Brazil is such a big country that it was difficult to decide which areas to visit for this first Euphorbia collecting trip. There were a couple of species of great interest to us (E. lycioides), only known from the type locality in the state of Piaui, and several interesting Chamaesyce but they were so far apart and far from the main centers of Euphorbia diversity that we decided to leave them for another trip. Instead we concentrated our collecting efforts on areas of high diversity for Euphorbia in the States of Bahia, Sao Paulo, and Minas Gerais. I spent several days in São Paulo working at the herbarium of the Instituto de Botanica de São Paulo (SP) and the herbarium of the Departamento de Botanica of the Universidade de São Paulo (SPF). After that, Beatriz and I went to Salvador (Bahia) where we met with two botanists (Flavio Franca and Ifigênia Melo) from the University of Feira de Santana. In Salvador we collected E. gymnoclada, a deep sand species, which grows on the white dunes surrounding the city. Thanks to Flavio and Ifigênia for accompanying and helping us!

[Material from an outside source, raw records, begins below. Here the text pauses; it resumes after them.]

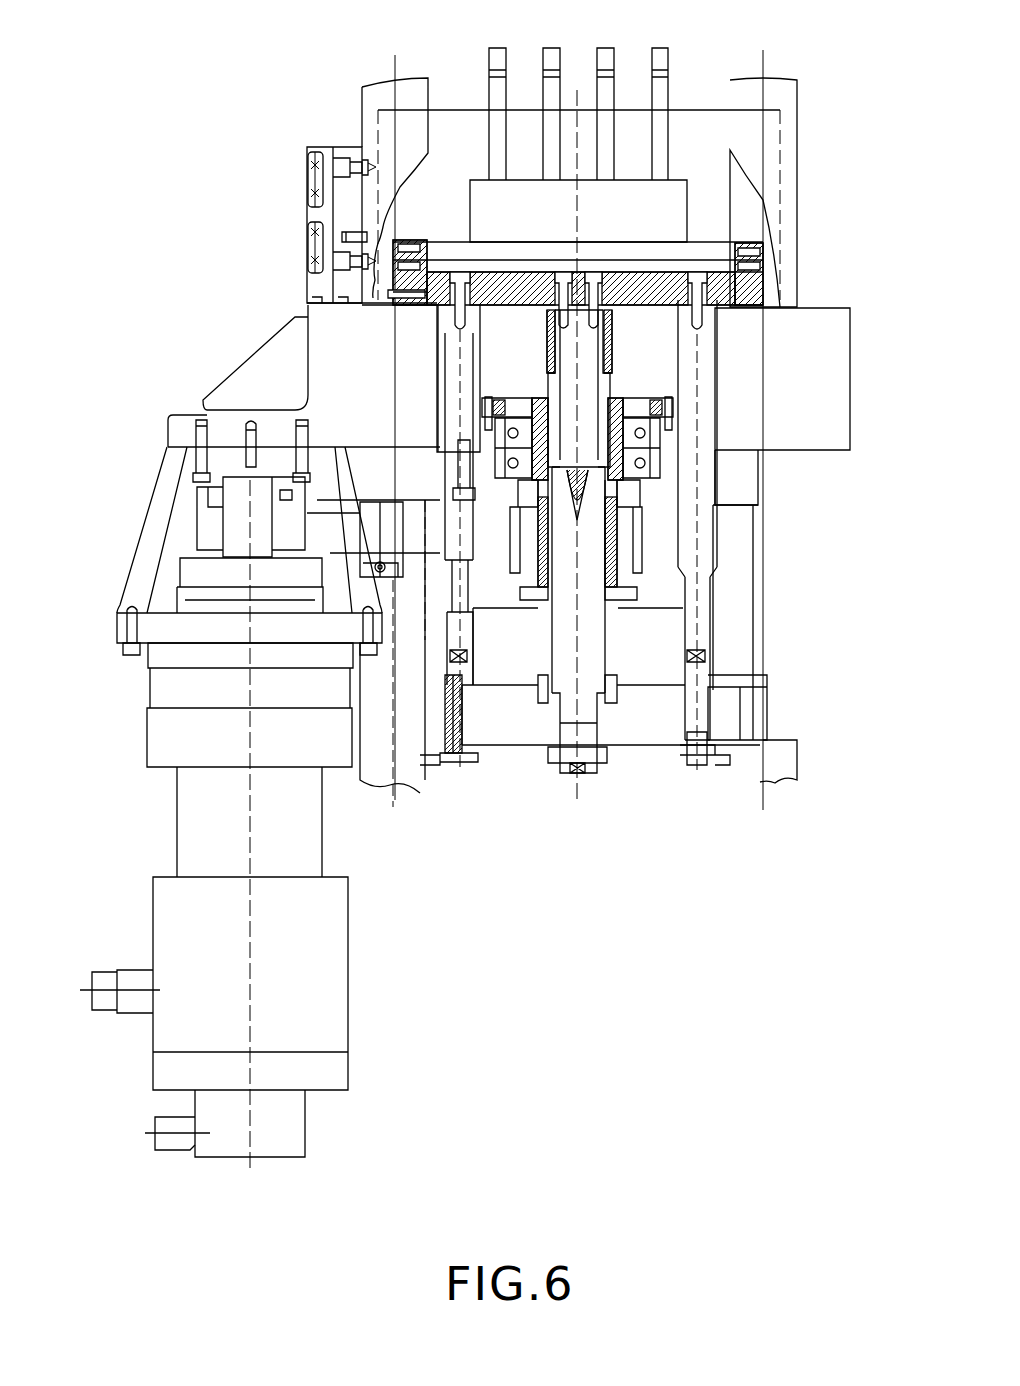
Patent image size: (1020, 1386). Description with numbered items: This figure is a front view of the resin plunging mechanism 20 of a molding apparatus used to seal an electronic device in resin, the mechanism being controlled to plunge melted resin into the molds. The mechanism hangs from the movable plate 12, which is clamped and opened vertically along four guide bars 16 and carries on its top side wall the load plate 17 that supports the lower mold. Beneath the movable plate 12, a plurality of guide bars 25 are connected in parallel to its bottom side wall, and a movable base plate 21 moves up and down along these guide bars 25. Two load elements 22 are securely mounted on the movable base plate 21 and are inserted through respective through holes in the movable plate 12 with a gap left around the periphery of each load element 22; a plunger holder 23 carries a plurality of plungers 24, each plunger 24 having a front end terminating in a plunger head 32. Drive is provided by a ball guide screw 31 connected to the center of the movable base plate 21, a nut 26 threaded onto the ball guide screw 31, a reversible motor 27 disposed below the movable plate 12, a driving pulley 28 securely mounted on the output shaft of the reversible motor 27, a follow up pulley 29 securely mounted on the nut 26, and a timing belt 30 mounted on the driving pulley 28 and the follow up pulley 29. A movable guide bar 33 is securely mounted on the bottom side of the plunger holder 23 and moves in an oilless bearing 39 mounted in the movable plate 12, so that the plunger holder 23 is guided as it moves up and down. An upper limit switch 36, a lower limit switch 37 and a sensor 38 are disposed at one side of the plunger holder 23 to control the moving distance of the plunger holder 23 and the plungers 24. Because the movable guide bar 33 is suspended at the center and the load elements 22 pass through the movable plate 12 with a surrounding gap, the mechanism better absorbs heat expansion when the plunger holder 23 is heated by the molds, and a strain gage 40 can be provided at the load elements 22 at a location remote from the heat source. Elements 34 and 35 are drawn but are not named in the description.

The movable plate 12 is at (347, 353).
The guide bars 16 is at (782, 97).
The load plate 17 is at (697, 160).
The resin plunging mechanism 20 is at (696, 597).
The movable base plate 21 is at (633, 730).
The load elements 22 is at (705, 487).
The plunger holder 23 is at (680, 255).
The plungers 24 is at (660, 158).
The guide bars 25 is at (737, 578).
The nut 26 is at (618, 565).
The reversible motor 27 is at (167, 928).
The driving pulley 28 is at (207, 527).
The follow up pulley 29 is at (637, 538).
The timing belt 30 is at (315, 528).
The ball guide screw 31 is at (592, 650).
The plunger head 32 is at (657, 85).
The movable guide bar 33 is at (607, 343).
The spindle body 34 is at (583, 402).
The bearing 35 is at (625, 430).
The upper limit switch 36 is at (342, 165).
The lower limit switch 37 is at (340, 260).
The sensor 38 is at (352, 233).
The oilless bearing 39 is at (782, 305).
The strain gage 40 is at (705, 598).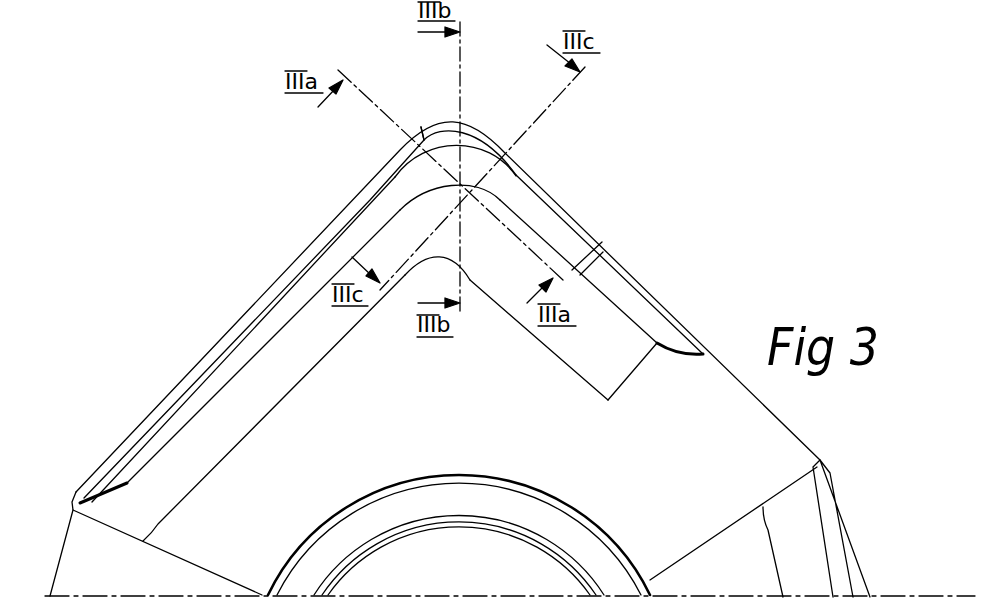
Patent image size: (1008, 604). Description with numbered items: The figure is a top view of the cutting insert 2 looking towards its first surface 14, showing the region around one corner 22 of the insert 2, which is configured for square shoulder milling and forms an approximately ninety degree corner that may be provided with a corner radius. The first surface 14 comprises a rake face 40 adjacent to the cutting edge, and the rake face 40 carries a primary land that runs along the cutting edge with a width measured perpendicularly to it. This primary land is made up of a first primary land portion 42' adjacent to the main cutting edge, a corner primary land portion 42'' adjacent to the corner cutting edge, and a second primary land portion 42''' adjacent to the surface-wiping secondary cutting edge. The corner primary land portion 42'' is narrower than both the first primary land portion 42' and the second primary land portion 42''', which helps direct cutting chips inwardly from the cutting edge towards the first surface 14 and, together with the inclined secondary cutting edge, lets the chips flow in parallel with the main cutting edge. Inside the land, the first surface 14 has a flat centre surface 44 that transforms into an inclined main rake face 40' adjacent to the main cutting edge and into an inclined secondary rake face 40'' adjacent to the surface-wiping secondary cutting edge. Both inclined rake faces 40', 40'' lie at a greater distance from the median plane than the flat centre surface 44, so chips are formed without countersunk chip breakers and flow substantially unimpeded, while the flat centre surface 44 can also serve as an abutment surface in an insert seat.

E. gymnoclada, growing on deep sand.

White dunes of Salvador (Bahia), habitat of E. gymnoclada.

Next day Flavio drove us to Feira de Santana where we met with our collaborator Daniela Carneiro-Torres. We worked in the herbarium for a couple of hours and then Beatriz, Daniela, and I headed to the field to our first destination, Morro de Chapeu. Along the road from Feira to Morro we collected several Croton species (we like Croton as well!), but it was the following day that our Euphorbia collection began. We covered several sandstone outcrops and sandy areas around Morro de Chapeu, and collected several interesting species our first day: E. sessilifolia, E. tamanduana, E. viscoides, E. appariciana, E. goyasensis (=E. sarcodes), E. heterodoxa, and E. phosphorea. Our second day we drove several hours from Morro de Chapeu to the city of Jacobina with the idea of collecting the recently described E. teres. Unfortunately, we hiked the whole afternoon on a very steep slope, the sun was intense and the hike was pretty hard (or we weren't in such a good shape), and we did not find our plant!

Habit of E. tamanduana, a Chamaesyce with showy white appendages.

Cyathium of E. tamanduana.

After our successful week in Bahia we went back to Sao Paulo where our collaborator Inês Cordeiro was waiting for us to start our collecting trip to the beautiful state of Minas Gerais. Our driver (Luis) drove the whole day until we reached our first spot on top of Serra do Cipó. Next day was all collecting both Croton and Euphorbia. We found E. setosa, a species growing in vegetation of Cerrado. We also found E. sipolisii on rocky outcrops, and at the very end of our journey we found E. elodes and E. peperomioides, two herbaceous species in sect. Portulacastrum. I was expecting to collect E. potentilloides, another Chamaesyce from the Cerrado areas, but we found it later growing in a Cerrado area close to Sao Paulo.

E. appariciana growing on rocky substrate.

Beatriz and Daniela collecting in a sandy area near Morro de Chapeu.

Main trunk of E. phosphorea.

The bright red cyathia of E. phosphorea.

Branch of E. phosphorea bearing old fruits

A postcard from Minas Gerais! Serra do Cipó.